キャラクターを“体験構造”へと昇華する しまねっこフェア 限定メニュー開発

2026.01.31

PROFILE

秋山 直宏

地域の食材を活かした、シンプルで美味しいメニュー開発を得意とする料理人。
提供現場のオペレーションまで踏み込んだ、再現性と持続性のあるレシピ設計を強みとし、
メニュー企画・開発からスタッフへの落とし込み、品質を維持するための現場マネジメントまで一貫して対応。
現場と経営、双方の視点を踏まえた「実行できるメニューづくり」を行っている。

開催概要

島根県観光キャラクター「しまねっこ」をテーマに、日比谷しまね館にて期間限定フェアを開催。

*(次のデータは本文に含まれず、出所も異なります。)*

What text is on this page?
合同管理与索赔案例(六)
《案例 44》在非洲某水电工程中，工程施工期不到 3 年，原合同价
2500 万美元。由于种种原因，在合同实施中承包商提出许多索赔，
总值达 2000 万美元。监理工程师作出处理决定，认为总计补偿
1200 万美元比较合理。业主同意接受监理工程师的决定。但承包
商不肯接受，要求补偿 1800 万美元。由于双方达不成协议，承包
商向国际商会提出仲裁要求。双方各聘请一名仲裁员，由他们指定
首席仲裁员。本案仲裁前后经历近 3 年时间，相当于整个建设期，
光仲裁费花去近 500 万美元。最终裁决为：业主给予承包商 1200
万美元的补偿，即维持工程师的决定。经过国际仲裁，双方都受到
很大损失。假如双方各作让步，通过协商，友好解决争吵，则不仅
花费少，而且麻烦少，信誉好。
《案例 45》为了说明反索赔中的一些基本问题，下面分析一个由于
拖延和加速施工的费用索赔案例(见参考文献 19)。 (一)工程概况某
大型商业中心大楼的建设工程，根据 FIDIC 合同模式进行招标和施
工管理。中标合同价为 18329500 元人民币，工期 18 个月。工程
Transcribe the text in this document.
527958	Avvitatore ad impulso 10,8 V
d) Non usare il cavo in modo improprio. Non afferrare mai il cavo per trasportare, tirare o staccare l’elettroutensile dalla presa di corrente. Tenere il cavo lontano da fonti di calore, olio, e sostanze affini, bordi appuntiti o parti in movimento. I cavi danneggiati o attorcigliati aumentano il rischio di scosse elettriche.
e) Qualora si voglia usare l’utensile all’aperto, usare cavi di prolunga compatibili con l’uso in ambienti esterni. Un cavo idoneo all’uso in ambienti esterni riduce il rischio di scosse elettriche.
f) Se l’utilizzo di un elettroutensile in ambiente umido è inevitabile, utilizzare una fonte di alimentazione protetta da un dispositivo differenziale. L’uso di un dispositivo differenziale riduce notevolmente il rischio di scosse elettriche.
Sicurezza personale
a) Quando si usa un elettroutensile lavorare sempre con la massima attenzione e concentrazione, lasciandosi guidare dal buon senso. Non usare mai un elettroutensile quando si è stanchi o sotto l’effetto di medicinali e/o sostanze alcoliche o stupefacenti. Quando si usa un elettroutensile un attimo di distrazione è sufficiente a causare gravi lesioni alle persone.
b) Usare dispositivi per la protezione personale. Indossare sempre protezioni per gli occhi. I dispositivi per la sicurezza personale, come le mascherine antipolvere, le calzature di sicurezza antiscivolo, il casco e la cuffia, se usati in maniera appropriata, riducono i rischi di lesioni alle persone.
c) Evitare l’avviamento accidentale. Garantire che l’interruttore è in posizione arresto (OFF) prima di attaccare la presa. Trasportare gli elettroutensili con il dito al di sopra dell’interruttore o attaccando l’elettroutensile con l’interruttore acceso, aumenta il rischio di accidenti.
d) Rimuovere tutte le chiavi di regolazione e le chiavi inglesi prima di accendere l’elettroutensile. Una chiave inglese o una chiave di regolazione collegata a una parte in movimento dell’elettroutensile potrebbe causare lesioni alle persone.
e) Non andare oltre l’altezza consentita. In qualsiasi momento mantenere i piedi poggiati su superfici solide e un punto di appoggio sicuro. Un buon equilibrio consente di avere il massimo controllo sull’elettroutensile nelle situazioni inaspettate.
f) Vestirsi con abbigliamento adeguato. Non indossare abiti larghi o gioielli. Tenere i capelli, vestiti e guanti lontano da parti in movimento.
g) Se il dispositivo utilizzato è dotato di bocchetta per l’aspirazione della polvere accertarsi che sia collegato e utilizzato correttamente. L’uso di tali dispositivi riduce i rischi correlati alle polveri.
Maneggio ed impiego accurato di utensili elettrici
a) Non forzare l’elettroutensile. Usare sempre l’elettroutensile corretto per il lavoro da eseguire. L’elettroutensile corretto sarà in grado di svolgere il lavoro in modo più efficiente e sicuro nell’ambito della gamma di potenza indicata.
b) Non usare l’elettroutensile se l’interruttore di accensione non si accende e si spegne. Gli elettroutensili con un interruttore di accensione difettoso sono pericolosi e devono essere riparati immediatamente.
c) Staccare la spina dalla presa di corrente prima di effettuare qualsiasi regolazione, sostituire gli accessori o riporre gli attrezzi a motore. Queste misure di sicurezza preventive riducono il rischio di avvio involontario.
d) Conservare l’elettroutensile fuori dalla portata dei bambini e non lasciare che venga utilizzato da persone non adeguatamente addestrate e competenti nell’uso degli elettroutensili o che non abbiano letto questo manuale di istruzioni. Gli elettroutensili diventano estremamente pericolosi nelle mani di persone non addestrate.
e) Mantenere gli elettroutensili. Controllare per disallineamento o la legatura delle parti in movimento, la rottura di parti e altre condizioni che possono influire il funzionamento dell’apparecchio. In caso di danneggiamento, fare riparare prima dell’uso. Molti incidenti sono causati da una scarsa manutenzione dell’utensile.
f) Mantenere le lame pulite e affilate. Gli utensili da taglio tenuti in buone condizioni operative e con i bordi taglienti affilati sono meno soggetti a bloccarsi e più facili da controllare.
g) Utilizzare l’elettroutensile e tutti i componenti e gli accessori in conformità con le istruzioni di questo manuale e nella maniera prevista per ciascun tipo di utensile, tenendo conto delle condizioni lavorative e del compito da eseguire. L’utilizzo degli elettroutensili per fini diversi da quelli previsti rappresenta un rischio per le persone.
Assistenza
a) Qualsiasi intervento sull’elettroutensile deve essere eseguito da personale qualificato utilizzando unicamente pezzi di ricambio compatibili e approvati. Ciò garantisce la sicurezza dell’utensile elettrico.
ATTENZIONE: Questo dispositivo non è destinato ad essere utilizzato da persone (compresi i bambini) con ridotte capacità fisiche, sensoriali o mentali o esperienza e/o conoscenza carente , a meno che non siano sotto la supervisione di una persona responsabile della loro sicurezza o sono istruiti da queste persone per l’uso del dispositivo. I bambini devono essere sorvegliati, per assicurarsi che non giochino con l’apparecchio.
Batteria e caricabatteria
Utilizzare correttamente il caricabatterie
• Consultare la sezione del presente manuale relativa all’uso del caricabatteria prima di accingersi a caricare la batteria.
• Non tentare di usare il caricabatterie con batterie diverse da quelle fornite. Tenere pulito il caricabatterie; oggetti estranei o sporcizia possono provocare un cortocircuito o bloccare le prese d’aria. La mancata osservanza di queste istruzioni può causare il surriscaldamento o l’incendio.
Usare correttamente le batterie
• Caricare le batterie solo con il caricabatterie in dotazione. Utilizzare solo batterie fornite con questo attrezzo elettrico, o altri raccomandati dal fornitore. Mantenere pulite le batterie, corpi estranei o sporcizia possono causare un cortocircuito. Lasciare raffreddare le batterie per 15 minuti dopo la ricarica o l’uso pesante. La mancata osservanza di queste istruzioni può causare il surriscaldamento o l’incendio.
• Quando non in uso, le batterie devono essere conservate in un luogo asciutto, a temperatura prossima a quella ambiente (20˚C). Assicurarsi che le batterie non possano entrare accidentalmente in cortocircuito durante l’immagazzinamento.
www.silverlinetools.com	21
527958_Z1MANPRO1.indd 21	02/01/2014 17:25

キャラクターの可視的な可愛らしさに留まらず、島根の素材・食文化・ブランドを掛け合わせ、
サンデーおよびプレートとして体験を設計した。


来店動機の創出と、地域理解の導線を同時に成立させるメニュー構成とし、
期間中は多くの来店者で賑わう結果となった。


開催概要:
開催期間:2026年1月17日(土)〜1月31日(土)
会場:日比谷しまね館


限定メニュー:
・しまねっこサンデー
・しまねっこプレート(1月24日・25日限定)


企画背景|キャラクターを「見る」から「味わう」へと転換した体験設計

「しまねっこ」は高い認知を持つキャラクターです。


一方、日比谷しまね館は、地域の食を通じた理解を担う拠点です。


キャラクターを入口にしながら、地域の素材・文化へと導く。


本企画は、その導線設計を目的としました。
キャラクター消費に終わらない、地域体験への転換です。


企画コンセプト|キャラクターの再編集

「しまねっこ」を単なる装飾ではなく、体験の核として再定義しました。


可愛さは入口に過ぎない。
その先に、島根の素材と味の文脈を配置しました。


ミルク、抹茶、焼菓子、ジェラート。
それぞれの要素が独立せず、関係性を持つよう構造化しました。


視覚・味覚・記憶を接続する設計です。


本企画は、「楽しさ」と「文脈」を両立する構造

・メニュー設計(サンデー)
木次乳業のミルクを基軸に、南国系ソースで軽やかな酸を付与。
濃厚なチーズケーキ、グラノーラの食感を重ね、食べ進めるごとに変化が生まれる構造とした。


・メニュー設計(プレート)
しまねっこモチーフの生菓子を中心に、出雲抹茶、台湾カステラ、ジェラートを配置。
和と洋、軽さと濃度のバランスを設計し、一皿の中で多層的な体験を構築した。


・視覚設計
キャラクターの形状を起点にしながら、過剰な装飾は避ける。
上品さを保ち、ブランド全体のトーンと整合させた。


・体験導線
「可愛いから選ぶ」から「島根の素材を知る」へ。
購買行動の中に学習導線を組み込んだ。


KIBOの役割|企画・設計・運営を一貫して

KIBOは本企画において、以下を担いました。



  • 企画設計(キャラクターと食の接続)

  • コンセプト設計(可視価値から体験価値への転換)

  • メニュー開発ディレクション

  • 体験設計(視覚・味覚・導線の統合)

  • 現場オペレーション設計

  • ブランド統合(日比谷しまね館としてのトーン設計)


成果と価値



  • ブランド価値
    キャラクター企画においても、文化性と品質を両立できるブランドとしての信頼を獲得。
    「可愛い」だけに依存しない設計思想を提示した。




  • 顧客体験
    視覚的な楽しさに加え、味覚とストーリーを伴う体験を提供。
    一過性ではなく、記憶に残る接触を実現した。




  • 関係性構築
    キャラクターを起点に、地域素材への関心を喚起。
    新規来店者と地域の接点を創出した。




  • 今後の展開
    キャラクター×地域素材というモデルの拡張可能性を提示。
    他地域・他IPとの連携にも応用可能な設計となった。